How To Hedge Natural Gas
Electric Companies Using The Short Hedge
For many retail electric companies you will find that when they are selling you an electricity rate that they actually hedge that rate by buying and hedging natural gas. Many of the power plants in Texas, for instance, have power generation plants that generate using natural gas. When electric companies buy electricity they are actually buying natural gas futures in a large part and hedging their futures contracts to protect themselves against adverse risk.
Short Hedges And Electric Rates
A common way short hedges are used is after an energy company buys an amount of natural gas futures they have an investment in that energy as inventory. They don’t actually physically have it in their own warehouse but it is in the pipes travelling from well head to well head and into the power generation plants that will be producing the electricity.

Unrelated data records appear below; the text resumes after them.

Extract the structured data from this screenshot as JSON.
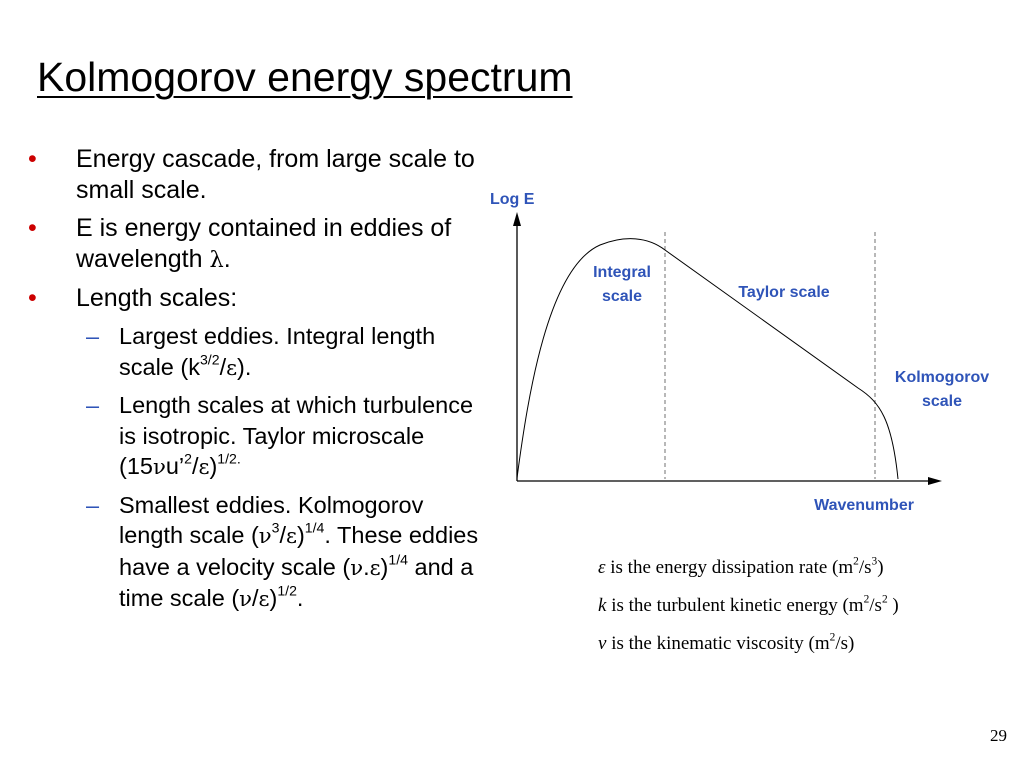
{
  "slide": {
    "title": "Kolmogorov energy spectrum",
    "page_number": "29"
  },
  "bullets": {
    "b1": "Energy cascade, from large scale to small scale.",
    "b2_a": "E is energy contained in eddies of wavelength ",
    "b2_lambda": "λ",
    "b2_b": ".",
    "b3": "Length scales:",
    "s1_a": "Largest eddies. Integral length scale (k",
    "s1_sup": "3/2",
    "s1_b": "/",
    "s1_eps": "ε",
    "s1_c": ").",
    "s2_a": "Length scales at which turbulence is isotropic. Taylor microscale (15",
    "s2_nu": "ν",
    "s2_b": "u’",
    "s2_sup1": "2",
    "s2_c": "/",
    "s2_eps": "ε",
    "s2_d": ")",
    "s2_sup2": "1/2.",
    "s3_a": "Smallest eddies. Kolmogorov length scale (",
    "s3_nu": "ν",
    "s3_sup1": "3",
    "s3_b": "/",
    "s3_eps": "ε",
    "s3_c": ")",
    "s3_sup2": "1/4",
    "s3_d": ". These eddies have a velocity scale (",
    "s3_nu2": "ν",
    "s3_e": ".",
    "s3_eps2": "ε",
    "s3_f": ")",
    "s3_sup3": "1/4",
    "s3_g": " and a time scale (",
    "s3_nu3": "ν",
    "s3_h": "/",
    "s3_eps3": "ε",
    "s3_i": ")",
    "s3_sup4": "1/2",
    "s3_j": "."
  },
  "diagram": {
    "y_label": "Log E",
    "x_label": "Wavenumber",
    "integral_label_1": "Integral",
    "integral_label_2": "scale",
    "taylor_label": "Taylor scale",
    "kolmogorov_label_1": "Kolmogorov",
    "kolmogorov_label_2": "scale",
    "label_color": "#2f54b8"
  },
  "definitions": {
    "d1_sym": "ε",
    "d1_text": " is the energy dissipation rate (m",
    "d1_sup1": "2",
    "d1_mid": "/s",
    "d1_sup2": "3",
    "d1_end": ")",
    "d2_sym": "k",
    "d2_text": " is the turbulent kinetic energy (m",
    "d2_sup1": "2",
    "d2_mid": "/s",
    "d2_sup2": "2",
    "d2_end": " )",
    "d3_sym": "ν",
    "d3_text": " is the kinematic viscosity (m",
    "d3_sup1": "2",
    "d3_end": "/s)"
  },
  "colors": {
    "bullet_red": "#cc0000",
    "dash_blue": "#2f54b8"
  }
}
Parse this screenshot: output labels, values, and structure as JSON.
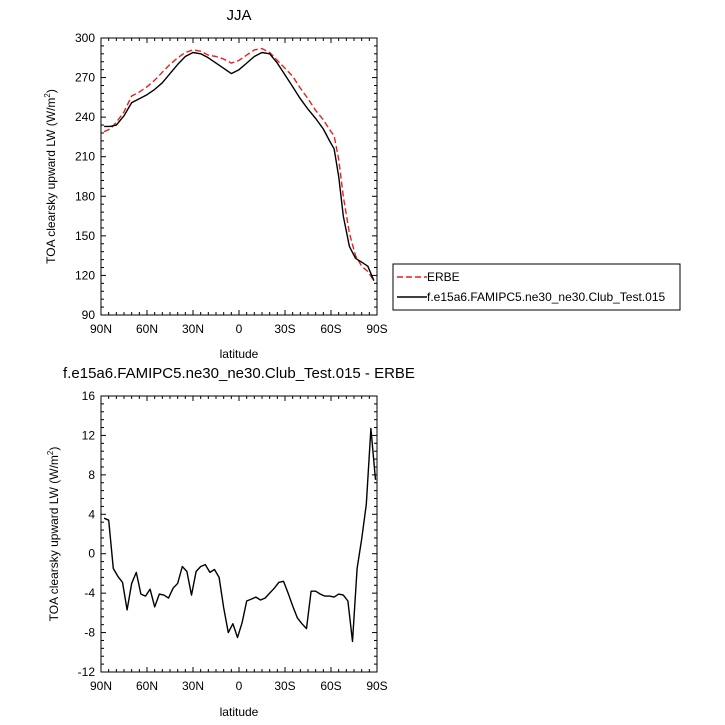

Short hedges are one of the most common forms of commercial hedging practices. The short hedge is also known as the seller’s hedge. The energy companies are protecting the inventory value of the futures contract at the time they bought it so that when they fashion the electric rate they can guarantee it to the customer at that price for a specified amount of time regardless of change in supply levels or price fluctuations. Locking in the inventory value is necessary otherwise the price quote would go up and down all day and would not be the same quote you were originally given.
When using a short hedge a general decline in prices generates profits in the futures market, which are offset by decline in the value of the physical inventory. The opposite applies when prices rise.